ABSTRACT
FRIZZLED-2 (FZD2) is a transmembrane Wnt ligand receptor. We previously identified a pathogenic human FZD2 variant, encoding for a protein with a premature stop and loss of 17 amino acids. This includes a portion of the consensus DISHEVELLED binding sequence required for Wnt signal transduction. Patients with this variant exhibited FZD2-associated autosomal dominant Robinow Syndrome. To model this variant, we utilized zygote microinjection and i-GONAD-based CRISPR/Cas9-mediated genome editing to generate an allelic series in the mouse. Embryos mosaic for humanized Fzd2W553* knock-in exhibited cleft palate and shortened limbs, consistent with FZD2W548* patient phenotypes. We also generated two germline mouse alleles with small deletions, Fzd2D3 and Fzd2D4. Homozygotes for each allele survive embryonic development at normal ratios but exhibit a highly penetrant cleft palate phenotype, shortened limbs compared to wild-type and perinatal lethality. Fzd2D4 craniofacial tissues indicated decreased canonical WNT signaling. In utero treatment with IIIC3a (DKK inhibitor) normalized the limb lengths in Fzd2D4 homozygotes. The in vivo replication represents an approach to further investigate the mechanism of FZD2 phenotypes and validates the utility of CRISPR knock-in mice as a tool for demonstrating pathogenicity of human genetic variants. We also present evidence for a potential therapeutic intervention.
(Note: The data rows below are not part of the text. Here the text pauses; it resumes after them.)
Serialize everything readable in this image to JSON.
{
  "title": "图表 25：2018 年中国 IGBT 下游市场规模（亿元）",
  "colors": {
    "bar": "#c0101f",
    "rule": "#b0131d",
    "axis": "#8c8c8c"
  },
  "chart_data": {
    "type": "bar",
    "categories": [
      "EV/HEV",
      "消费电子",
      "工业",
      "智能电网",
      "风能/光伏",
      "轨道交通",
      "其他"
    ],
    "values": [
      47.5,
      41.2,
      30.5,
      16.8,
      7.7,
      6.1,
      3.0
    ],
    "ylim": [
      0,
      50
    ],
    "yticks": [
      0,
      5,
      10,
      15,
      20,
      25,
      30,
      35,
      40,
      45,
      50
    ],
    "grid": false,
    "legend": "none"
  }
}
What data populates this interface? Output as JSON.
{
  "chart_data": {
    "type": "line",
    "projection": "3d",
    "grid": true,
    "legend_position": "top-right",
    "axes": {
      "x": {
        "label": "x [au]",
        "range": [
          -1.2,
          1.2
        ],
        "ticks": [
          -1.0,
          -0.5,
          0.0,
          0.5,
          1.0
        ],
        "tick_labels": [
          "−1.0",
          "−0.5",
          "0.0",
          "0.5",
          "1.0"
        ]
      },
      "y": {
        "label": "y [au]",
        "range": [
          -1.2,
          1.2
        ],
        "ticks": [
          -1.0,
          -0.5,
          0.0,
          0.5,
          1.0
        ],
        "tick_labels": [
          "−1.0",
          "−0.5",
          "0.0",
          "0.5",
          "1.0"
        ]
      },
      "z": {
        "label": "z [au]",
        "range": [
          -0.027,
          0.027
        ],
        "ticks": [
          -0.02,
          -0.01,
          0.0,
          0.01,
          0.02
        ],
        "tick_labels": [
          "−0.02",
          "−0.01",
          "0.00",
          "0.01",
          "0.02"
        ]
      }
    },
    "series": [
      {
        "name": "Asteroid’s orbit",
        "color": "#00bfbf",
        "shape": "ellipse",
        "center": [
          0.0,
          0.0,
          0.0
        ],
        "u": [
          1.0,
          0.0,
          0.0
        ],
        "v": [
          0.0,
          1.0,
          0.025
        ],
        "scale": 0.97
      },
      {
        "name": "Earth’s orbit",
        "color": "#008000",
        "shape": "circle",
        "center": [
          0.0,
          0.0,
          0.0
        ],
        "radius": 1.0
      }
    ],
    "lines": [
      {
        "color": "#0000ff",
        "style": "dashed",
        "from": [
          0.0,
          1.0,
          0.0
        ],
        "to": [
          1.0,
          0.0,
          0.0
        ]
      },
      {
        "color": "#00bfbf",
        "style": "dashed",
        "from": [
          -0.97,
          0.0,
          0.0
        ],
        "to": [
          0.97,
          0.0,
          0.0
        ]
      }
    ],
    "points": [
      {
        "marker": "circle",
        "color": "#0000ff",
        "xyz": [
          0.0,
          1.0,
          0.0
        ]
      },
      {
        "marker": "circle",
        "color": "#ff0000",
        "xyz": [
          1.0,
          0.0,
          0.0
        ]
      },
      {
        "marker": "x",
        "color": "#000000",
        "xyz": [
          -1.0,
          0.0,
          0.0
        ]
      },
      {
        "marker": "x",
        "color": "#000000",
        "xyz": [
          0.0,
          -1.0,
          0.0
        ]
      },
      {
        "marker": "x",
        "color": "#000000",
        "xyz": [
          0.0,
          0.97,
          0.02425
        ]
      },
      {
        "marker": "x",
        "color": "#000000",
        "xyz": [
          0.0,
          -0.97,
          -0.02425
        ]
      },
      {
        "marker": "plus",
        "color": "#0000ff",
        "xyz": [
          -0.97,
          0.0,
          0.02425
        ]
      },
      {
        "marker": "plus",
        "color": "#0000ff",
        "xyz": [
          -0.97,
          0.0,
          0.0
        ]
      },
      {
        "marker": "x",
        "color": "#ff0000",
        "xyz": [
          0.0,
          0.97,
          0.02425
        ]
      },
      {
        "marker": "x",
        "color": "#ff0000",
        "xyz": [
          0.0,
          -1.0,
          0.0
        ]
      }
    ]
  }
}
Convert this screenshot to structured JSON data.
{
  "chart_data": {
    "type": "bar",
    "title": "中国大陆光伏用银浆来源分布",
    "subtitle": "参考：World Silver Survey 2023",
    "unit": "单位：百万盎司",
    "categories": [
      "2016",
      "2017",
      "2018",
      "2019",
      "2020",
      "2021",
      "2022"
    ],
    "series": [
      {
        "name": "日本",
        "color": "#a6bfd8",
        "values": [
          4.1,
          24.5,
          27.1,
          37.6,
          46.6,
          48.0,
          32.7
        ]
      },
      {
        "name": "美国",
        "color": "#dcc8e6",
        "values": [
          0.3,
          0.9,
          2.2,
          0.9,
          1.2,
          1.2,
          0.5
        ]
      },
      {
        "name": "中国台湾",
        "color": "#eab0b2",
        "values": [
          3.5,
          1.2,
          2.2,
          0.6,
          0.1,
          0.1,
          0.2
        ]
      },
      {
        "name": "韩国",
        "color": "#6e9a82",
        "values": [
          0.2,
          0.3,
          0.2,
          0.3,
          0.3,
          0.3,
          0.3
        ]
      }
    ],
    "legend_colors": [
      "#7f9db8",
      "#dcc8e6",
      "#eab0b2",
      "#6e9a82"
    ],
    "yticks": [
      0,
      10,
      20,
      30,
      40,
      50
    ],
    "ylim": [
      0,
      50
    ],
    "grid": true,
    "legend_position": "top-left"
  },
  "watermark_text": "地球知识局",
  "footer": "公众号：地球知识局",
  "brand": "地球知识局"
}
Competing Interest Statement
BOW is a member of the Scientific Advisory Board and a stockholder of Surrozen. BOW also received sponsored research support from Janssen for an unrelated research project.
Footnotes
Conflict of Interest: BOW is a member of the Scientific Advisory Board and a stockholder of Surrozen. BOW also received sponsored research support from Janssen for an unrelated research project.